Peran ganda ini jelas membuat bisnis gas tidak efisien, dan menimbulkan ongkos kemahalan bagi konsumennya. Padahal, peran ganda yang semacam ini berlawanan dengan Peraturan Menteri ESDM Nomor 19 Tahun 2009 tentang Kegiatan Usaha Gas Bumi Melalui Pipa, yang menyebutkan bahwa badan usaha pemegang izin usaha pengangkutan gas bumi melalui pipa dan hak khusus dilarang melakukan kegiatan usaha niaga gas bumi melalui pipa pada fasilitas pengangkutan gas bumi yang dimiliki atau dikuasainya.

Lalu, dalam hal badan usaha pemegang izin usaha pengangkutan gas bumi melalui pipa dan hak khusus melakukan kegiatan usaha niaga gas bumi melalui pipa pada fasilitas pengangkutan gas bumi yang dimilikinya, maka wajib membentuk badan usaha terpisah dan mempunyai izin usaha niaga gas bumi melalui pipa.

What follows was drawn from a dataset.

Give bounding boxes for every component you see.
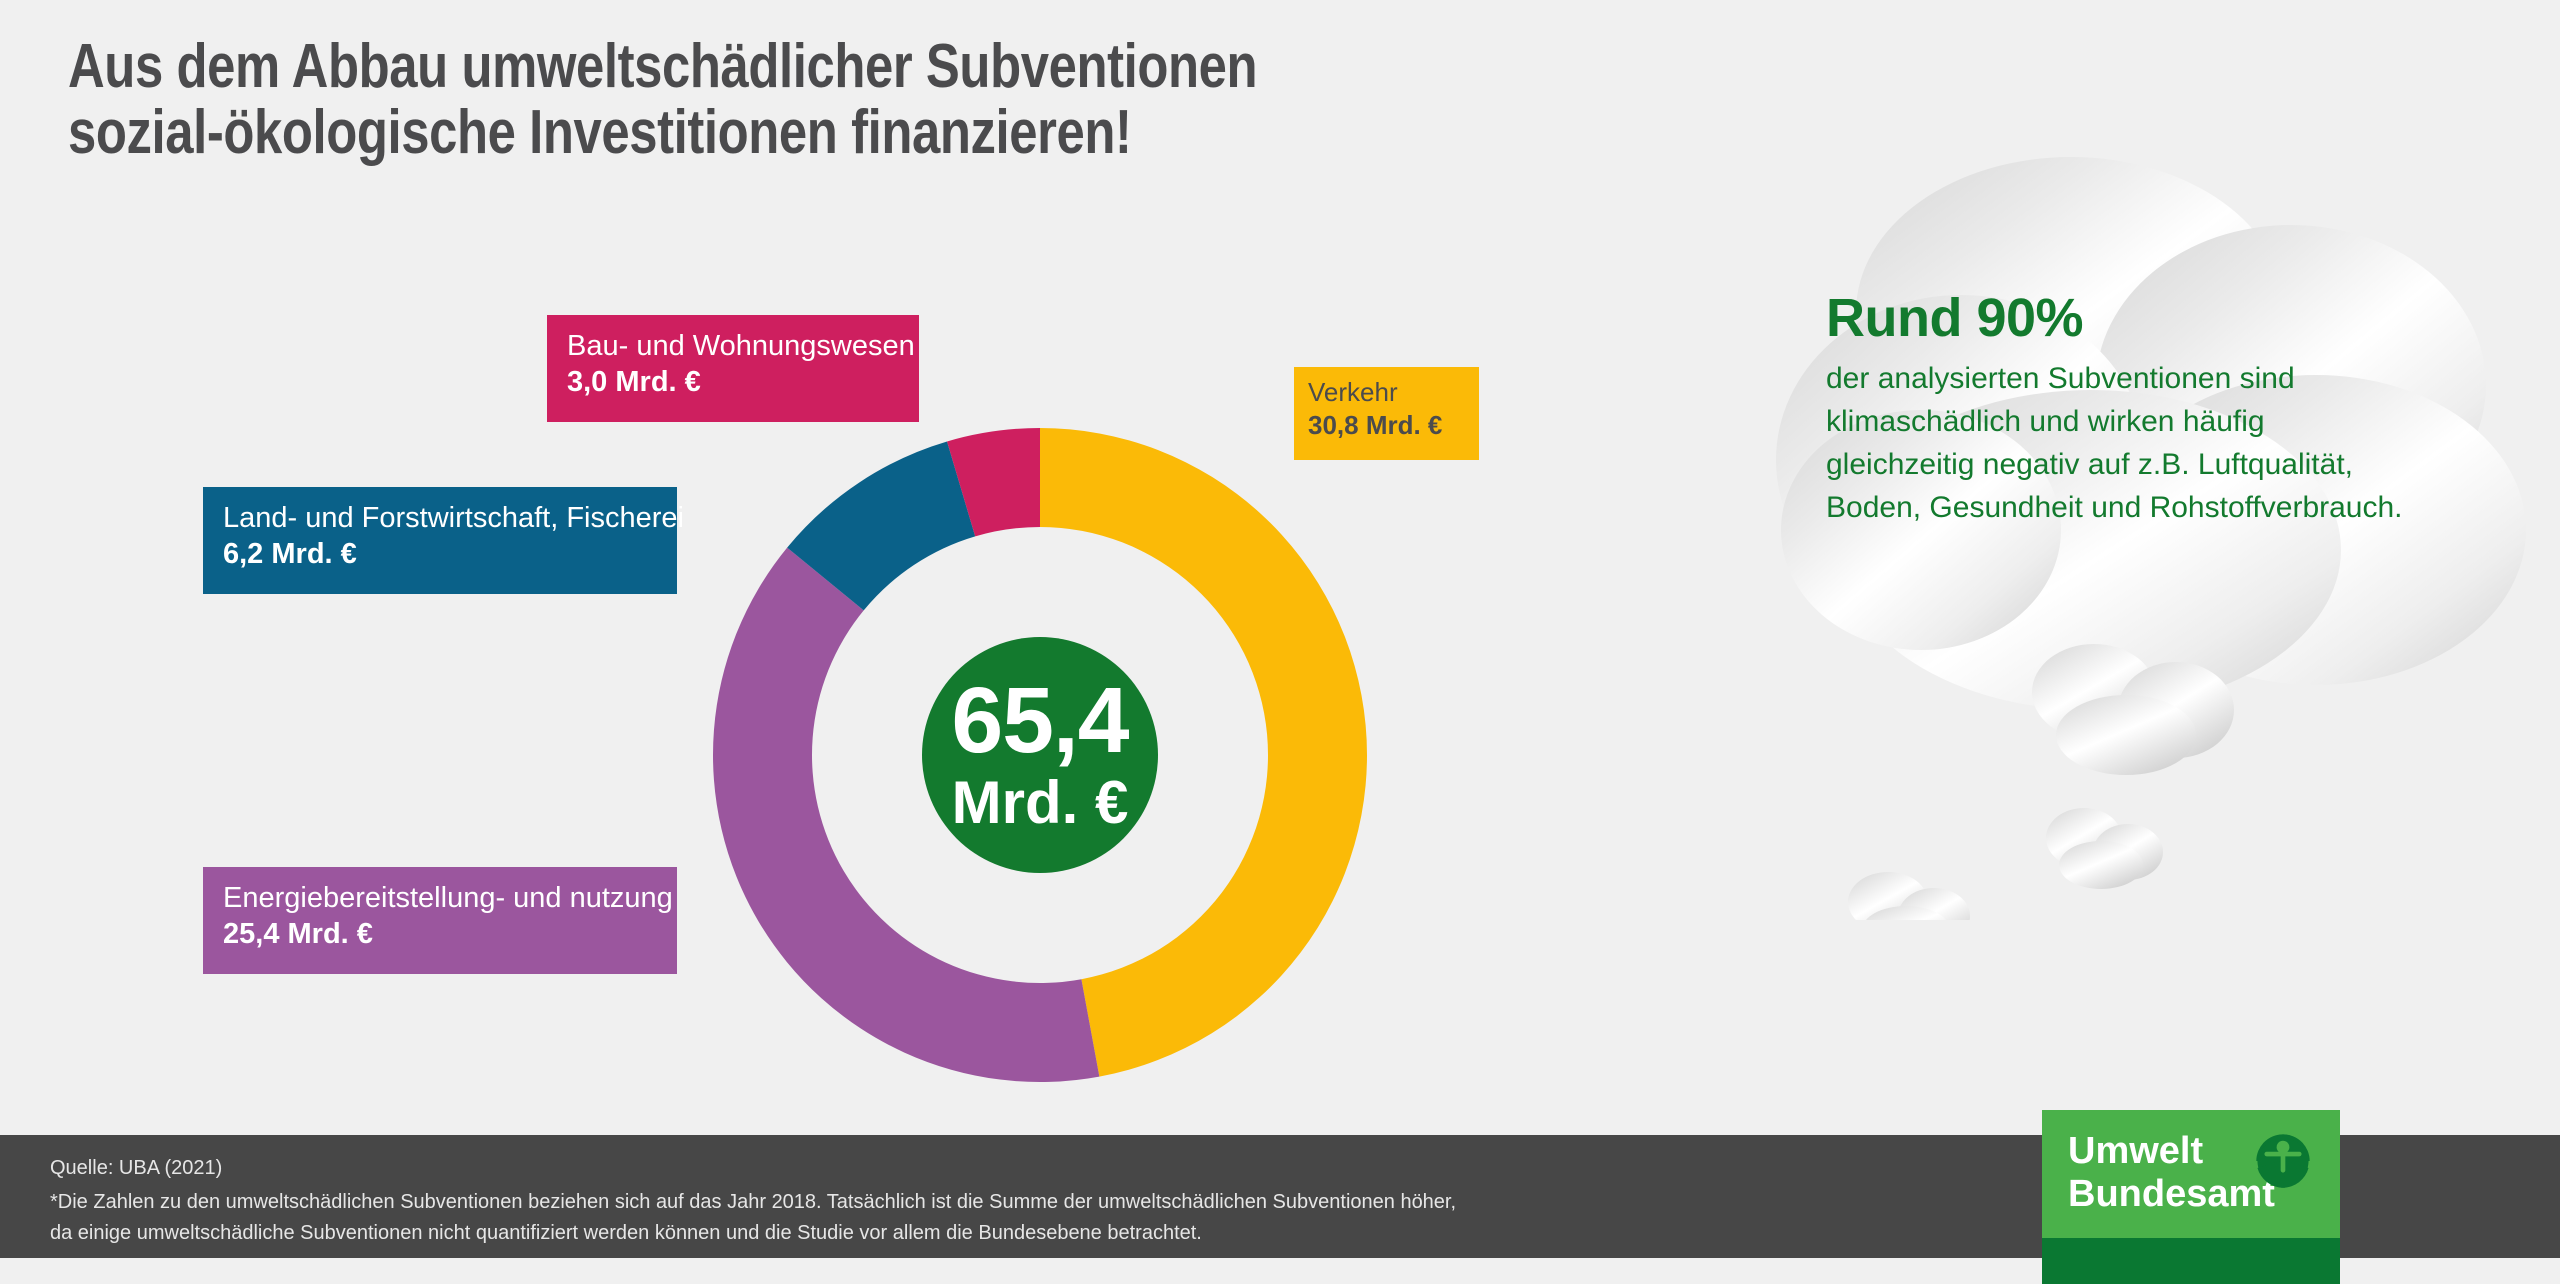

Oleh karena itu, sebagai regulator, pemerintah mestinya segera mengakhiri berbagai ironi kebijakan di bidang gas, demi menekan tingginya pemakaian BBM bersubsidi, plus, menekan penghamburan anggaran APBN.

Terkait dengan kasus peran ganda PT PGN, seharusnya pemerintah bisa mengambil langkah mereposisi peran ganda dimaksud. PT PGN harus memilih salah satu peran, apakah sebagai transporter atau trader. Pemerintah, via Wakil Menteri ESDM Rudi Rubiandini, tidak hanya cukup memberikan pernyataan bahwa perusahaan gas pelat merah (PT PGN) tidak boleh mengambil untung terlalu tinggi pada konsumennya. Namun, pemerintah harus mencari dan mengobati ”penyakit sistemik” yang menjadi penyebabnya.

Selanjutnya, secara lebih makro, pemerintah harus berani mengakhiri berbagai kontrak jangka panjang penjualan gas keluar negeri, dan mengalihkannya untuk kepentingan dalam negeri. Memang ini diperlukan nyali politik yang kuat, dan negosiator ulung untuk melakukan reviu kontrak dimaksud. Jika pasokan gas untuk dalam negeri melimpah, dengan sendirinya akan menekan harga jual gas untuk konsumen, baik konsumen industri maupun gas untuk konsumen rumah tangga (end user).

Yang paling urgen adalah bagaimana pemerintah mengutamakan pasokan gas (BBG) untuk sektor transportasi, khususnya transportasi umum.Terlalu tinggi dampak eksternalitasnya bagi pemerintah dan masyarakat secara umum, jika pemerintah terus berkutat dengan kebijakan BBM, dan membiarkan terjadinya berbagai ironi dalam kebijakan gas.